What I know is that since each vertex can have a maximum of $2n - 1$ in/out neighbors, there is an overlap of $3$ which means I have at least $3$ double edges on each vertex. For all examples I've tried it turns out to be true, but I'm still not $100$% convinced. I can only really do it with smaller examples before drawing it on paper gets messy.
Does anyone know of a proof for this fact, or if it's not true have any clever ways to come up with a counter-example?
I believe I have a counter-example. Let $n=8$. Consider the following graph:
Using this graph $G$ as a map, we will build a digraph $D$ on $16$ vertices with minimum semi-degree $9$. Let $V(G)=V(D)$ and for each edge of $G$, let that be a double edges of $D$. These will be the only double edges, and since $G$ does not contain a perfect matching, $D$ will not have a perfect double edges matching. Thus all we need to do is construct $D$.
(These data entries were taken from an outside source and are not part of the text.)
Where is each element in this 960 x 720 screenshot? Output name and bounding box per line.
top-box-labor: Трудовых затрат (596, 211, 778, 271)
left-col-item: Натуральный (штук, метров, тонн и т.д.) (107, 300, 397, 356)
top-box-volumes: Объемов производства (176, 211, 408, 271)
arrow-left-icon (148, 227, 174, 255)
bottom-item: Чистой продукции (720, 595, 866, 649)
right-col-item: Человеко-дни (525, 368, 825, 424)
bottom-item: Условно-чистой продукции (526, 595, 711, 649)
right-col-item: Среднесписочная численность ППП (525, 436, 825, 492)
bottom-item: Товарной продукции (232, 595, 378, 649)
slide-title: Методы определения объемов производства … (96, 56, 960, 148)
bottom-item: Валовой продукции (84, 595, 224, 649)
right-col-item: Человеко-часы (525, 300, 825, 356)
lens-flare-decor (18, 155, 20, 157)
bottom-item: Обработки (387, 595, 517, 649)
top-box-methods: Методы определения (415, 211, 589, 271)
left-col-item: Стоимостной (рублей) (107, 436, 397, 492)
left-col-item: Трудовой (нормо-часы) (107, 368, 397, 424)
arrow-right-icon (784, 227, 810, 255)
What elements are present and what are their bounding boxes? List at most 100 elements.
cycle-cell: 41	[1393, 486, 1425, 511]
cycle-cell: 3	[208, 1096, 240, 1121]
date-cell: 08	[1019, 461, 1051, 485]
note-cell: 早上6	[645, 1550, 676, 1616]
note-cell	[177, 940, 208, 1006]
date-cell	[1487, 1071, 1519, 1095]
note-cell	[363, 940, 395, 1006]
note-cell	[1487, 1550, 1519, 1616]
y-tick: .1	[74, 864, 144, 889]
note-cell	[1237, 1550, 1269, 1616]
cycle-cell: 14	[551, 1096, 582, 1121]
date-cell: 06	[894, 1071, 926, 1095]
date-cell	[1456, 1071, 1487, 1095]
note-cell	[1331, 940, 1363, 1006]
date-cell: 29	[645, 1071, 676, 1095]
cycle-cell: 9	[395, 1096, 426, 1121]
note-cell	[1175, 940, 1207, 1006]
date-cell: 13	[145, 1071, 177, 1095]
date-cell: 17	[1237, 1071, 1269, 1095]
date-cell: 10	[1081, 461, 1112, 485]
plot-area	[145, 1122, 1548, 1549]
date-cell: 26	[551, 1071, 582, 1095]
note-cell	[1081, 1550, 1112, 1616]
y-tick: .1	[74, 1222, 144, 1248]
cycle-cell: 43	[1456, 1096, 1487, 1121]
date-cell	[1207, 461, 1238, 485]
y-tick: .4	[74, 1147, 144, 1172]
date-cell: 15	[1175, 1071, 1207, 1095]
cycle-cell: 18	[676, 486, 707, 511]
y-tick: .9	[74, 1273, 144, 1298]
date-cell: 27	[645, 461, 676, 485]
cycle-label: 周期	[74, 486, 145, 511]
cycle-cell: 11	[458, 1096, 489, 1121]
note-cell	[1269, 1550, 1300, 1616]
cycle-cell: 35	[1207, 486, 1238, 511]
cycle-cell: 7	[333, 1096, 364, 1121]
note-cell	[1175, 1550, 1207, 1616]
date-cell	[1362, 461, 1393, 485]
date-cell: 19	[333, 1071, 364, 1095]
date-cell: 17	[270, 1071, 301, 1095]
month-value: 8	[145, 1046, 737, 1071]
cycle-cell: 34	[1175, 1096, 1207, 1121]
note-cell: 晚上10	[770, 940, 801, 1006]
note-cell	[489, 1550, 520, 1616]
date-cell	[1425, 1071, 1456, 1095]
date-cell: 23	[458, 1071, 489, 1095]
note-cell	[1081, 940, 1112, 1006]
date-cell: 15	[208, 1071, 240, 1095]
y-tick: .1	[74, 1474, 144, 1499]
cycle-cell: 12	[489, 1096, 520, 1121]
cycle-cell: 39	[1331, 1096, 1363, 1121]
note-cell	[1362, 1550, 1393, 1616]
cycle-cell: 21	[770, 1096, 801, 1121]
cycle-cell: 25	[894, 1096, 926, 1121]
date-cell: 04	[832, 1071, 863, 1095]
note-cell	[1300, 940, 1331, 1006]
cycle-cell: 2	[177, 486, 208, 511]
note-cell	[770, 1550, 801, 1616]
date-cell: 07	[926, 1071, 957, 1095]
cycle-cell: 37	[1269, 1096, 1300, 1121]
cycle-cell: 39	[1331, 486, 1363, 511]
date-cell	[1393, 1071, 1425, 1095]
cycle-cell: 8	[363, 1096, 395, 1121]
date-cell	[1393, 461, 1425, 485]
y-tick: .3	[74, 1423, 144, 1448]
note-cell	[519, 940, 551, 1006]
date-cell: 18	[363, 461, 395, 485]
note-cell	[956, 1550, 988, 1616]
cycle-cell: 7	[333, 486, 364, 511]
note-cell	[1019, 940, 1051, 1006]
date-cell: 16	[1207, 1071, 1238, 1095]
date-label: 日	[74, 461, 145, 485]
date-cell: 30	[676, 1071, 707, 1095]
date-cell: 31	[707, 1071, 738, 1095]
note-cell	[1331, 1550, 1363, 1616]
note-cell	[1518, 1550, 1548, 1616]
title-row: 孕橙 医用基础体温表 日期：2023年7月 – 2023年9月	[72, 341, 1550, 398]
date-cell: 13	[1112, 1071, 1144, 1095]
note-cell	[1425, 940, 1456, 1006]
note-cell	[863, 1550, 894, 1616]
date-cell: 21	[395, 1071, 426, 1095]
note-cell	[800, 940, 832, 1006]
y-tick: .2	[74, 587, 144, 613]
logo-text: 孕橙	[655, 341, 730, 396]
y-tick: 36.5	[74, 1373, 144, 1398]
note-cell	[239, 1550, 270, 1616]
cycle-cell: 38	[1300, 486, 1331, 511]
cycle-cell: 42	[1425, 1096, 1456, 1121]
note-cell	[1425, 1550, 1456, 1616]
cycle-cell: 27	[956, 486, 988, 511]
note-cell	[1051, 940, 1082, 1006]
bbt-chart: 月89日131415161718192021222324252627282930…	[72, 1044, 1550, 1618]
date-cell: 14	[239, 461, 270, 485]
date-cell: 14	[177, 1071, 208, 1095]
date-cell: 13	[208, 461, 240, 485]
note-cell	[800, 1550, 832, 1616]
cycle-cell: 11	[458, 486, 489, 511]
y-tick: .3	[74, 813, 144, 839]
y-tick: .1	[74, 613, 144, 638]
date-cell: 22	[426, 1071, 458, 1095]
To build the rest of $D$, we will consider the partition of $V(D)$ as $F_1\cup F_2\cup F_3\cup\{v\}$ where $v$ is the central vertex, and each $F_i$ is the vertex set of a component of $G-v$. Add edges going from each vertex of $F_1$ to each vertex of $F_2$, also going from each vertex of $F_2$ to each vertex of $F_3$ and edges from each vertex of $F_3$ to each vertex of $F_1$. This contributes $5$ to the in degree and out degree of each vertex in $V(D)\setminus\{v\}$. In addition, the double edges contribute $3$ to the in-degree and out-degree of each vertex. Thus the vertices in $V(D)\setminus\{v\}$ only need one more edge in and one more out.
Observe that inside $F_1$, there are three edges that do not appear in $G$. Orient these three edges in such a way that the vertex incident with two edges gains both an in-degree and out-degree. This leaves us with one vertex that has the correct semi-degree, two vertices missing one in-degree and two missing one out-degree. Do the same thing for $F_2$ and $F_3$ leaving us with six vertices each needing one in-degree and six vertices each needing one out-degree in $V(D)\setminus \{v\}$. We can that attach the appropriately oriented edges from $v$ to each of these vertices. Then each vertex in $V(D)\setminus\{v\}$ has the correct semi-degree and indeed $v$ also has the correct semi-degree. This completes the construction, giving us a counter-example.